Sta avvenendo tutto alla chetichella, senza annunci, in gran silenzio. E pochissimi se ne sono accorti. Ma sul sito dell’Inpgi, nella sezione “Trasparenza” (clicca qui), subito prima del Consiglio generale del 22 marzo, sono stati caricati documenti e testi che contengono informazioni e dati finora sempre negati con motivazioni infondate e arroganti. Dai nomi dei componenti dei comitati dei Comparti Uno e Due del Fondo immobiliare “Giovanni Amendola” ai numeri sull’andamento delle quote dello stesso Fondo, all’identità dei dirigenti che siedono nei comitati consultivi di altri fondi in cui investe l’Inpgi (compresi i compensi).
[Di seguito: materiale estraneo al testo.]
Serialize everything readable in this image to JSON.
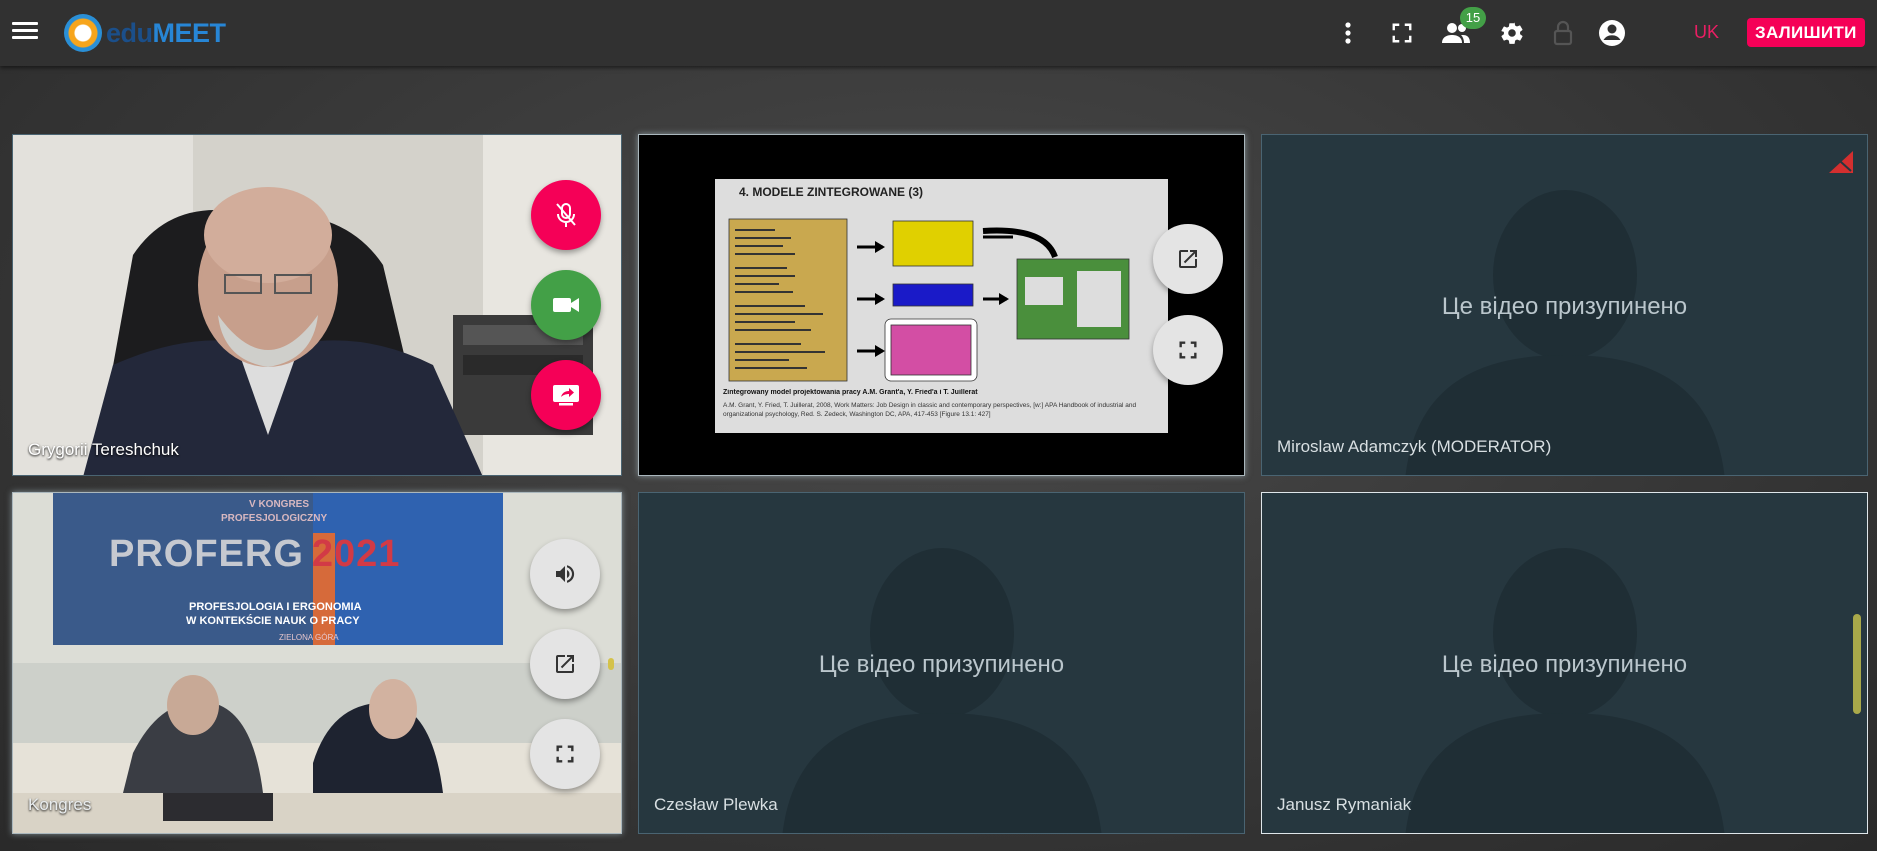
{
  "app": {
    "brand_prefix": "edu",
    "brand_suffix": "MEET",
    "participants_count": "15",
    "language": "UK",
    "leave_label": "ЗАЛИШИТИ"
  },
  "colors": {
    "accent_pink": "#f50057",
    "accent_green": "#43a047",
    "topbar": "#313131",
    "tile_bg": "#26373f"
  },
  "topbar_icons": [
    "menu-icon",
    "more-vert-icon",
    "fullscreen-icon",
    "participants-icon",
    "settings-icon",
    "lock-icon",
    "account-icon"
  ],
  "tiles": [
    {
      "name": "Grygorii Tereshchuk",
      "controls": [
        "mic-off-icon",
        "videocam-icon",
        "screen-share-icon"
      ]
    },
    {
      "name": "",
      "controls": [
        "open-in-new-icon",
        "fullscreen-icon"
      ],
      "slide": {
        "title": "4. MODELE ZINTEGROWANE (3)",
        "caption": "Zintegrowany model projektowania pracy A.M. Grant'a, Y. Fried'a i T. Juillerat",
        "citation": "A.M. Grant, Y. Fried, T. Juillerat, 2008, Work Matters: Job Design in classic and contemporary perspectives, [w:] APA Handbook of industrial and organizational psychology, Red. S. Zedeck, Washington DC, APA, 417-453 [Figure 13.1: 427]"
      }
    },
    {
      "name": "Miroslaw Adamczyk (MODERATOR)",
      "paused": "Це відео призупинено"
    },
    {
      "name": "Kongres",
      "controls": [
        "volume-up-icon",
        "open-in-new-icon",
        "fullscreen-icon"
      ],
      "banner": {
        "line1": "V KONGRES",
        "line2": "PROFESJOLOGICZNY",
        "title": "PROFERG",
        "year": "2021",
        "sub1": "PROFESJOLOGIA I ERGONOMIA",
        "sub2": "W KONTEKŚCIE NAUK O PRACY",
        "place": "ZIELONA GÓRA"
      }
    },
    {
      "name": "Czesław Plewka",
      "paused": "Це відео призупинено"
    },
    {
      "name": "Janusz Rymaniak",
      "paused": "Це відео призупинено"
    }
  ]
}
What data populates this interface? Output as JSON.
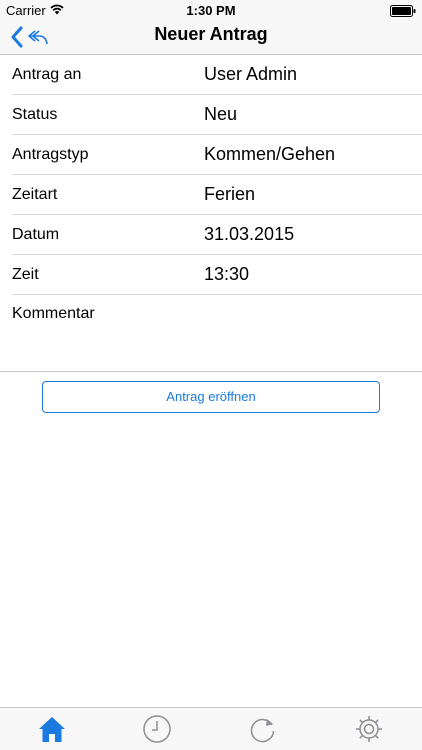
{
  "status_bar": {
    "carrier": "Carrier",
    "time": "1:30 PM"
  },
  "nav": {
    "title": "Neuer Antrag"
  },
  "form": {
    "rows": [
      {
        "label": "Antrag an",
        "value": "User Admin"
      },
      {
        "label": "Status",
        "value": "Neu"
      },
      {
        "label": "Antragstyp",
        "value": "Kommen/Gehen"
      },
      {
        "label": "Zeitart",
        "value": "Ferien"
      },
      {
        "label": "Datum",
        "value": "31.03.2015"
      },
      {
        "label": "Zeit",
        "value": "13:30"
      }
    ],
    "comment_label": "Kommentar"
  },
  "actions": {
    "submit_label": "Antrag eröffnen"
  },
  "tabs": [
    {
      "icon": "home-icon",
      "active": true
    },
    {
      "icon": "clock-icon",
      "active": false
    },
    {
      "icon": "refresh-icon",
      "active": false
    },
    {
      "icon": "gear-icon",
      "active": false
    }
  ],
  "colors": {
    "accent": "#1a7ae0",
    "inactive_icon": "#8e8e93",
    "bar_background": "#f7f7f7"
  }
}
Dopo le richieste, le denunce pubbliche e anche le posizioni nette assunte da candidati e consiglieri generali eletti da Inpgi-La Svolta (a partire dagli esposti di Nicola Borzi: leggere qui, qui e qui), si comincia insomma a squarciare il velo su alcuni dei segreti che si nascondono nelle stanze di via Nizza. Solo un primissimo, timido passo, sia ben chiaro. Perché tantissimo resta da fare. Ma sicuramente una vittoria per noi e per chi ci ha sostenuto. Sperando che l’elezione di una presidente in assoluta continuità con il passato come Marina Macelloni non rappresenti uno stop a questo percorso.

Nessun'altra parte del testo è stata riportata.